Villagers flee homes as Spanish wildfire blazes close to Costa del Sol for fifth day

By Jessica Jones and John Nazca
Tourists take a selfie with clouds of smoke named "pyrocumulus", according to the Andalusian Fire Prevention and Extinction Plan (INFOCA), from a wildfire on Sierra Bermeja mountain, in the background, in Gaucin, Spain, September 10, 2021. REUTERS/Jon Nazca

People fled their homes in six more Andalusian towns and villages on Sunday as Spain sent in a military unit to help tackle blazes raging close to a Costa del Sol resort.

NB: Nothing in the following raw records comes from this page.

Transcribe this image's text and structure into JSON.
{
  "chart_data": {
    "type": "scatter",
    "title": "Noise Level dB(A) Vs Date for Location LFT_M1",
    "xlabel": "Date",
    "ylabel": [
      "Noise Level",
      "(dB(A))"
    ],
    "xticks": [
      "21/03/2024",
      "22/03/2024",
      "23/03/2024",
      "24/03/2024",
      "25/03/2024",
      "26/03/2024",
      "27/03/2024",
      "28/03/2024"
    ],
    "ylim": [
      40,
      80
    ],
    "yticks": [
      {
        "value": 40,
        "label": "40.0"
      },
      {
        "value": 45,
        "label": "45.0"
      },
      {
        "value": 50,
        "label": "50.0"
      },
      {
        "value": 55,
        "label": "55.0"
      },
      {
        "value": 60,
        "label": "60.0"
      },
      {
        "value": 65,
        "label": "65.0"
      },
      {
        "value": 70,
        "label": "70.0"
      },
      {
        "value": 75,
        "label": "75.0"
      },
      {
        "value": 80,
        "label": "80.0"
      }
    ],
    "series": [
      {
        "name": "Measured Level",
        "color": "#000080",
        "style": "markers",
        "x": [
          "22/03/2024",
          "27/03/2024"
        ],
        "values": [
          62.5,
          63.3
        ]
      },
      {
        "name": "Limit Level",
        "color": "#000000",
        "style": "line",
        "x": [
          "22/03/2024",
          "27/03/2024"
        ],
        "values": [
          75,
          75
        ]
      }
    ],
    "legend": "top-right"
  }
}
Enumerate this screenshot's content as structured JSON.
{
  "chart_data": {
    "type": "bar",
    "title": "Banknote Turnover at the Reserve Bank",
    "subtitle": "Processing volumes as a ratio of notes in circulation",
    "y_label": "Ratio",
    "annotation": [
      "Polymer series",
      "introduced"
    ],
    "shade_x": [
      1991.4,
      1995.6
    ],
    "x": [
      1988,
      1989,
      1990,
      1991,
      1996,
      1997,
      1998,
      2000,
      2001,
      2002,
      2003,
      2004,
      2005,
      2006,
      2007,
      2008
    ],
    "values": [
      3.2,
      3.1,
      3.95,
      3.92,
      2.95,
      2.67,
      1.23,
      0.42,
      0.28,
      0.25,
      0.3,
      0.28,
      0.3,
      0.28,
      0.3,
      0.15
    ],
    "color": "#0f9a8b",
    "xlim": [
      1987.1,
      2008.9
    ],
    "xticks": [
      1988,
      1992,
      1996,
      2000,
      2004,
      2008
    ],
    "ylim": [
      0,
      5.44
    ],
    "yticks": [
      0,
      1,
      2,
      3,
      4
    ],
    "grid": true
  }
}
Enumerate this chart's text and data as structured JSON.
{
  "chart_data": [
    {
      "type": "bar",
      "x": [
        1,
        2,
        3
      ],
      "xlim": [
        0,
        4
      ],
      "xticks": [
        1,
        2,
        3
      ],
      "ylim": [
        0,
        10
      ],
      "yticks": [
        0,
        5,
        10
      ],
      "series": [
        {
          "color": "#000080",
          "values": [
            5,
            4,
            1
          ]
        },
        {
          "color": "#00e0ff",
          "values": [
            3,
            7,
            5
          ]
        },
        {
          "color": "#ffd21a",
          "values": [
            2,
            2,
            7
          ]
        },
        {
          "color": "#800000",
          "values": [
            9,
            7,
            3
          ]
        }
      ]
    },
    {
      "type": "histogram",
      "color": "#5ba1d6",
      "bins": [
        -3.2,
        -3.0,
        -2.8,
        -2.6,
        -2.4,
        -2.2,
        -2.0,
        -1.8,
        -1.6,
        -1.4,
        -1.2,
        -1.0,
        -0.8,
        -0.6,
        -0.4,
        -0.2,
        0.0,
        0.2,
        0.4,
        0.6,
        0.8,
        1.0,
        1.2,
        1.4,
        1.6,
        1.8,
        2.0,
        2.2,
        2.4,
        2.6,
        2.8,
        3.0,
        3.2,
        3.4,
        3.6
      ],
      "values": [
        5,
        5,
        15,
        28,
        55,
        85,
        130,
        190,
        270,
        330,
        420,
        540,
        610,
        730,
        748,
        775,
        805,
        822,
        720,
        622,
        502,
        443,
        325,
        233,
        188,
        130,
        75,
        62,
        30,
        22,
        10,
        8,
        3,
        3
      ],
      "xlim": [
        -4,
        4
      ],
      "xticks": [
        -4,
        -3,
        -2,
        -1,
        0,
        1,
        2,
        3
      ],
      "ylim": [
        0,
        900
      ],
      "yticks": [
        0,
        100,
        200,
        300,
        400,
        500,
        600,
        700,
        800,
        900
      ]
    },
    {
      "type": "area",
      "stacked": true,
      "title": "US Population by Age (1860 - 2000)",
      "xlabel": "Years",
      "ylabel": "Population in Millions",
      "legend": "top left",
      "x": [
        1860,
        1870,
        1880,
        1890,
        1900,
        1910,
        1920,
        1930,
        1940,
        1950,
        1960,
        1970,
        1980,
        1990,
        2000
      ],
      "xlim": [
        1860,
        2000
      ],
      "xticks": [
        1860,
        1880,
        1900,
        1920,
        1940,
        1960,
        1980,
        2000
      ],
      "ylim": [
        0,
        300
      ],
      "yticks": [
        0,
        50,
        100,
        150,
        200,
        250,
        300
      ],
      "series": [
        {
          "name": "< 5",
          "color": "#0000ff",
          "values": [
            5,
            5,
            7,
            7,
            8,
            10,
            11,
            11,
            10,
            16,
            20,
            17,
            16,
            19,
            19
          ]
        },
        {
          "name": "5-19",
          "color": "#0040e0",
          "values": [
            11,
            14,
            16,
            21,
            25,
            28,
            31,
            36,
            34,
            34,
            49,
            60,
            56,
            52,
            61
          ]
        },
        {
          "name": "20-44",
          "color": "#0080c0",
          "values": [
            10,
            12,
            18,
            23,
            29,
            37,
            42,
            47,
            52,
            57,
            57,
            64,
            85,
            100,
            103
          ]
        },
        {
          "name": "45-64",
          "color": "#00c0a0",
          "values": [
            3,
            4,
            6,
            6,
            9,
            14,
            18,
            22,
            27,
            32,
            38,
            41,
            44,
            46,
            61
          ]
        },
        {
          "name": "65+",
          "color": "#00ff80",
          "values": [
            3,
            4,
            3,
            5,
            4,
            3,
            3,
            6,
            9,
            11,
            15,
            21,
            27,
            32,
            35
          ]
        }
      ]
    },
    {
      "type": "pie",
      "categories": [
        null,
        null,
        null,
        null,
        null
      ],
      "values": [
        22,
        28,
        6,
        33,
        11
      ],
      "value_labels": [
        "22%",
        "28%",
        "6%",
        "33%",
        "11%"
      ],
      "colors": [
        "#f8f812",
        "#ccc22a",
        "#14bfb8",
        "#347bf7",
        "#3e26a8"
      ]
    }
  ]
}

A wildfire fanned by strong winds has now driven out close to 2,000 people and killed one emergency worker since it erupted on Wednesday in the mountainous Sierra Bermeja above Estepona, a popular spot with British tourists and retirees.

Huge plumes of smoke rising above the mountains could be seen from miles away. Footage released by emergency services showed firefighters trying to contain flames in the dry, wooded terrain.

Evacuees, some elderly, sat around plastic tables in a sports centre in the nearby town of Ronda, as volunteers brought in bottled water, chairs and supplies.

"It's all been very fast and efficient to tell you the truth, but we're a bit nervous because we don't know what is going to happen," said computer scientist Abraham Lopez, who was evacuated from his home in Genalguacil.

Emergency crews also cleared people from the towns and villages of Jubrique, Farajan, Pujerra, Alpandeire and Juzcar on Sunday in the hills where the fire is burning amid high late-summer temperatures.

Tourists take a selfie with clouds of smoke named "pyrocumulus", according to the Andalusian Fire Prevention and Extinction Plan (INFOCA), from a wildfire on Sierra Bermeja mountain, in the background, in Gaucin, Spain, September 10, 2021. REUTERS/Jon Nazca

Five other communities were evacuated on Friday.

The fire had an "unusual power and strength" and was advancing in several directions, Alejandro Garcia from the forest fire agency's operational centre told reporters.

Prime Minister Pedro Sanchez announced the deployment of a Military Emergency Unit to help tackle the blaze. "We will work in coordination and without rest in the face of the fire that is devastating the province of Malaga," he said on Twitter.

The fire covered more than 6,000 hectares according to provisional data from the European Commission's Copernicus satellite, the environment ministry said in a statement.

Andalusia's regional forest fire agency said 365 firefighters were tackling the blaze supported by 41 aircraft and 25 vehicles.

Regional environment chief Carmen Crespo said on Friday the blaze appeared to have been started deliberately and investigators were working to uncover more details.